The company wanted the phrase to be interpreted as:
"..., packing for shipment, or distribution of:"
Without the comma, the activity excluded from coverage is "packing". With the comma present, it would have excluded packing or distribution.
The law as it exists in all its commaless glory:
The canning, processing, preserving, freezing, drying, marketing, storing, packing for shipment or distribution of:
(1) Agricultural produce;
(2) Meat and fish products; and
(3) Perishable foods.
(Score: 1) by khallow on Sunday March 19 2017, @05:11AM
Khalliw as usual knows more than judges about ruling on law.

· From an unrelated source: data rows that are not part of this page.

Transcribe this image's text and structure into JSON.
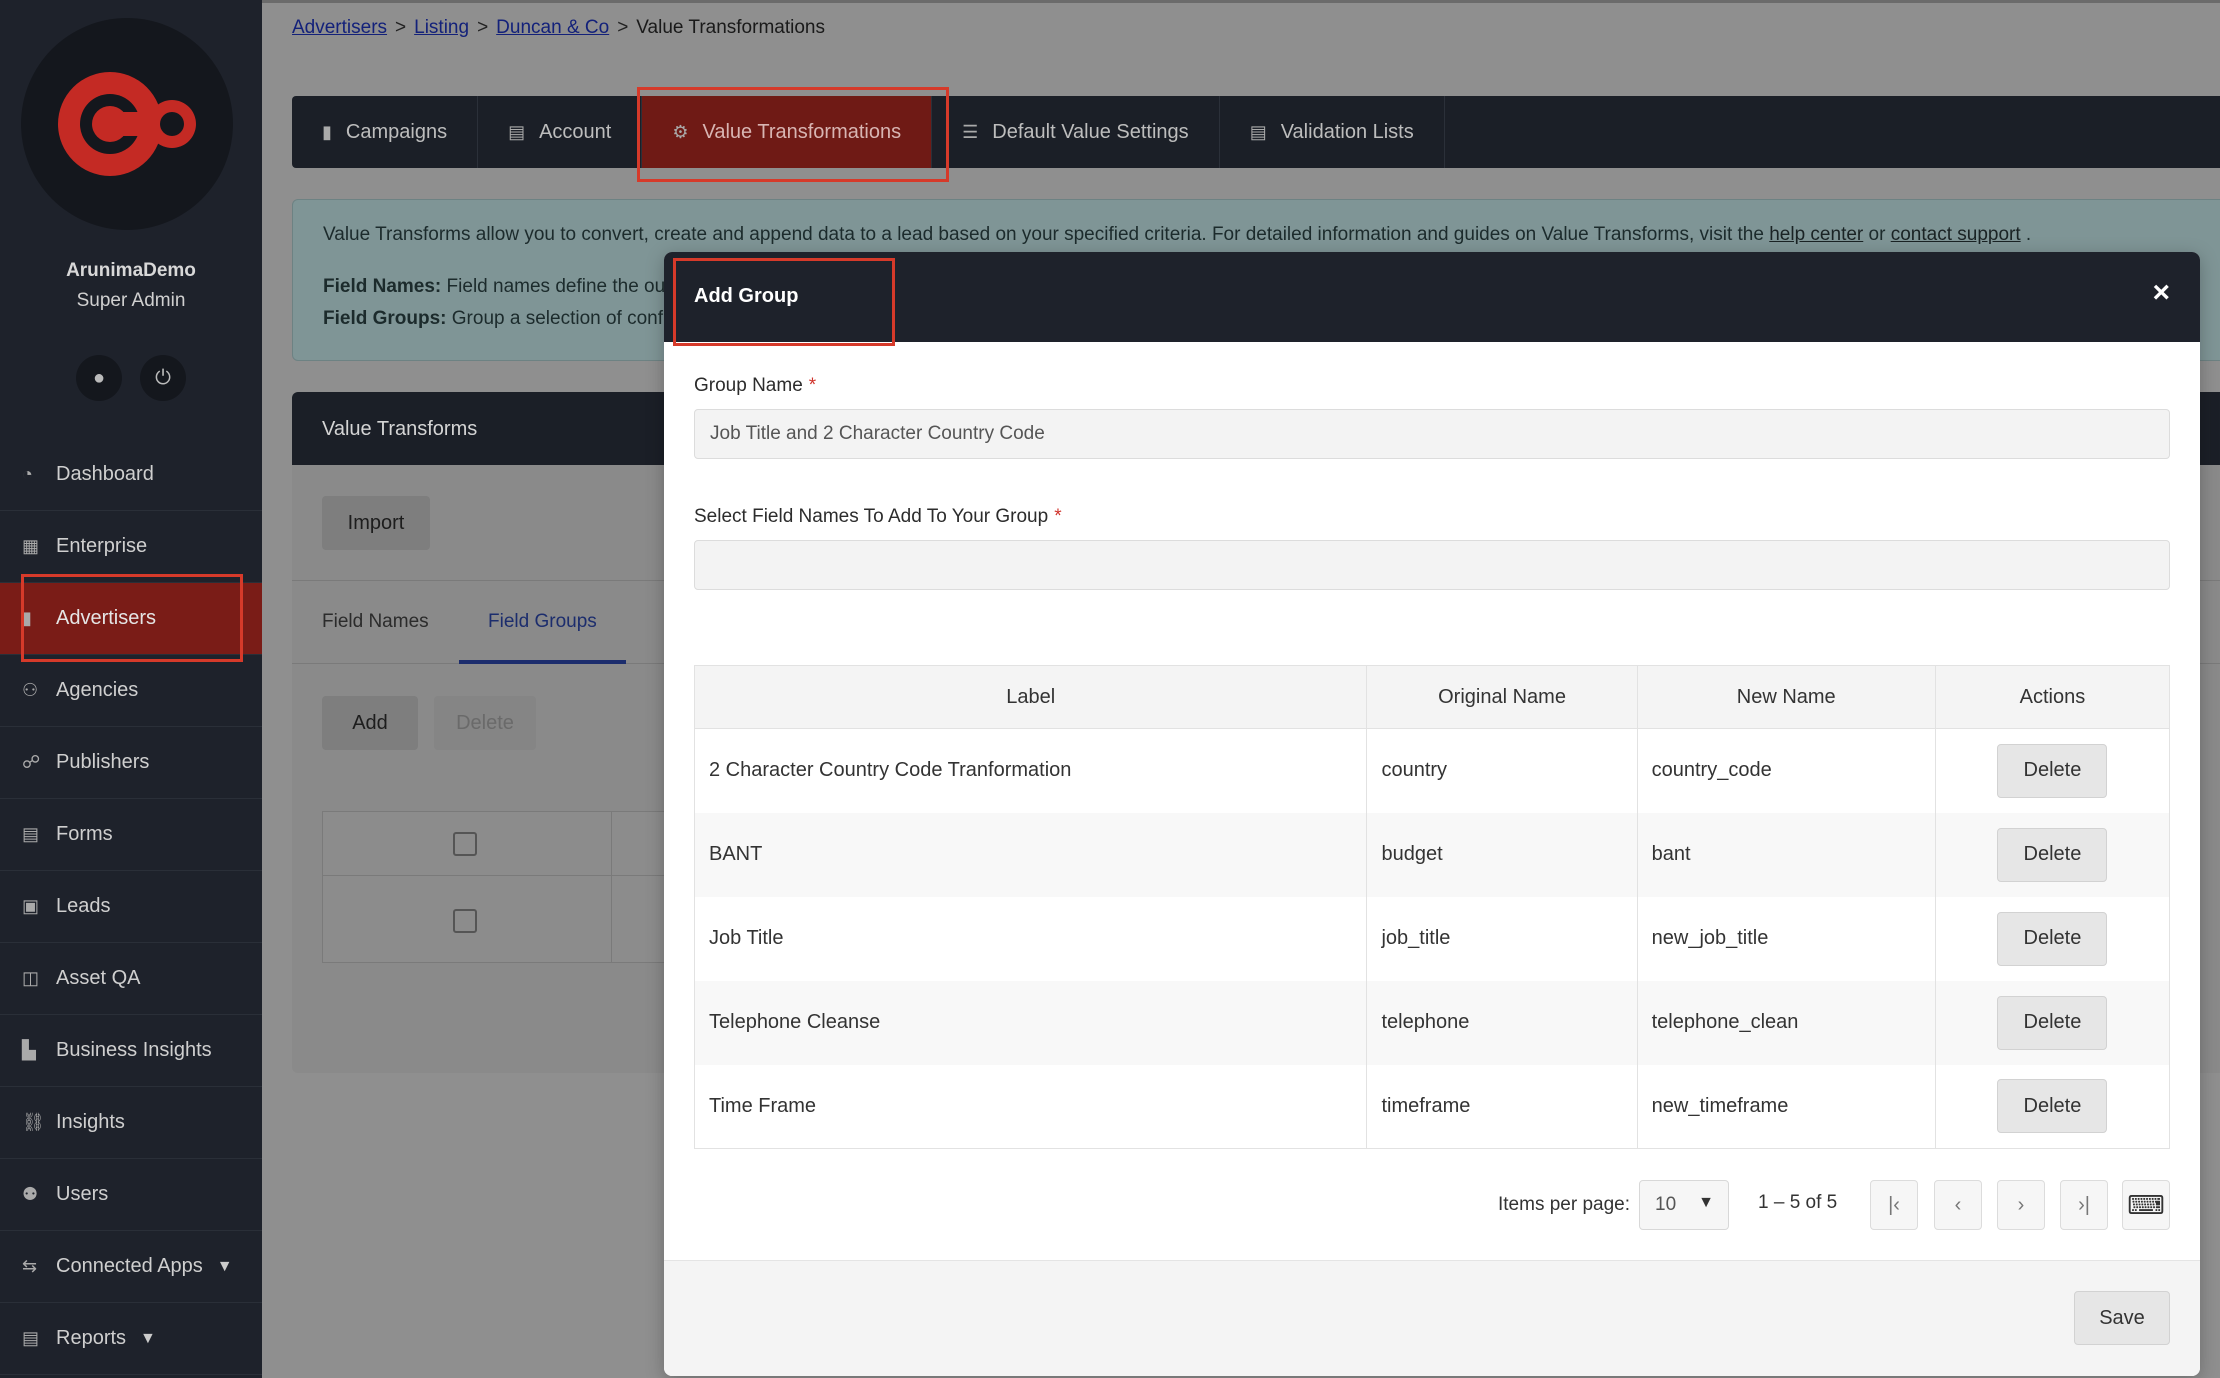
{
  "user": {
    "name": "ArunimaDemo",
    "role": "Super Admin"
  },
  "nav": [
    {
      "label": "Dashboard",
      "icon": "dashboard-icon",
      "glyph": "◔"
    },
    {
      "label": "Enterprise",
      "icon": "building-icon",
      "glyph": "▦"
    },
    {
      "label": "Advertisers",
      "icon": "advertiser-icon",
      "glyph": "▮"
    },
    {
      "label": "Agencies",
      "icon": "agency-icon",
      "glyph": "⚇"
    },
    {
      "label": "Publishers",
      "icon": "publisher-icon",
      "glyph": "☍"
    },
    {
      "label": "Forms",
      "icon": "form-icon",
      "glyph": "▤"
    },
    {
      "label": "Leads",
      "icon": "leads-icon",
      "glyph": "▣"
    },
    {
      "label": "Asset QA",
      "icon": "asset-qa-icon",
      "glyph": "◫"
    },
    {
      "label": "Business Insights",
      "icon": "chart-icon",
      "glyph": "▙"
    },
    {
      "label": "Insights",
      "icon": "insights-icon",
      "glyph": "⛓"
    },
    {
      "label": "Users",
      "icon": "users-icon",
      "glyph": "⚉"
    },
    {
      "label": "Connected Apps",
      "icon": "connected-apps-icon",
      "glyph": "⇆"
    },
    {
      "label": "Reports",
      "icon": "reports-icon",
      "glyph": "▤"
    }
  ],
  "breadcrumb": {
    "b1": "Advertisers",
    "b2": "Listing",
    "b3": "Duncan & Co",
    "current": "Value Transformations",
    "sep": ">"
  },
  "tabs": [
    {
      "label": "Campaigns"
    },
    {
      "label": "Account"
    },
    {
      "label": "Value Transformations"
    },
    {
      "label": "Default Value Settings"
    },
    {
      "label": "Validation Lists"
    }
  ],
  "info": {
    "intro": "Value Transforms allow you to convert, create and append data to a lead based on your specified criteria. For detailed information and guides on Value Transforms, visit the",
    "help_link": "help center",
    "or": "or",
    "support_link": "contact support",
    "end": ".",
    "field_names_label": "Field Names:",
    "field_names_text": "Field names define the ou",
    "field_groups_label": "Field Groups:",
    "field_groups_text": "Group a selection of confi"
  },
  "section": {
    "title": "Value Transforms",
    "import_label": "Import",
    "subtab_names": "Field Names",
    "subtab_groups": "Field Groups",
    "add_label": "Add",
    "delete_label": "Delete"
  },
  "modal": {
    "title": "Add Group",
    "close_glyph": "×",
    "group_name_label": "Group Name",
    "required_mark": "*",
    "group_name_value": "Job Title and 2 Character Country Code",
    "select_label": "Select Field Names To Add To Your Group",
    "select_value": "",
    "columns": {
      "label": "Label",
      "original": "Original Name",
      "new": "New Name",
      "actions": "Actions"
    },
    "rows": [
      {
        "label": "2 Character Country Code Tranformation",
        "original": "country",
        "new": "country_code",
        "action": "Delete"
      },
      {
        "label": "BANT",
        "original": "budget",
        "new": "bant",
        "action": "Delete"
      },
      {
        "label": "Job Title",
        "original": "job_title",
        "new": "new_job_title",
        "action": "Delete"
      },
      {
        "label": "Telephone Cleanse",
        "original": "telephone",
        "new": "telephone_clean",
        "action": "Delete"
      },
      {
        "label": "Time Frame",
        "original": "timeframe",
        "new": "new_timeframe",
        "action": "Delete"
      }
    ],
    "pager": {
      "items_per_page_label": "Items per page:",
      "items_per_page": "10",
      "range": "1 – 5 of 5",
      "first_glyph": "|‹",
      "prev_glyph": "‹",
      "next_glyph": "›",
      "last_glyph": "›|",
      "keyboard_glyph": "⌨"
    },
    "save_label": "Save"
  },
  "colors": {
    "accent": "#d63a2a",
    "sidebar": "#1e222b",
    "active_tab": "#6f1a15"
  }
}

There were rulings that agreed with me. This appeal was actually only one of three. And the ruling is on a simple grammatical issue which shouldn't have been an issue.
And of course you have a political spin...
And you should be thinking of the political "spin" too. The judge who actually wrote the ruling was notorious before they became a judge for legal rationalization of a desired course of action. And we see that in the present ruling.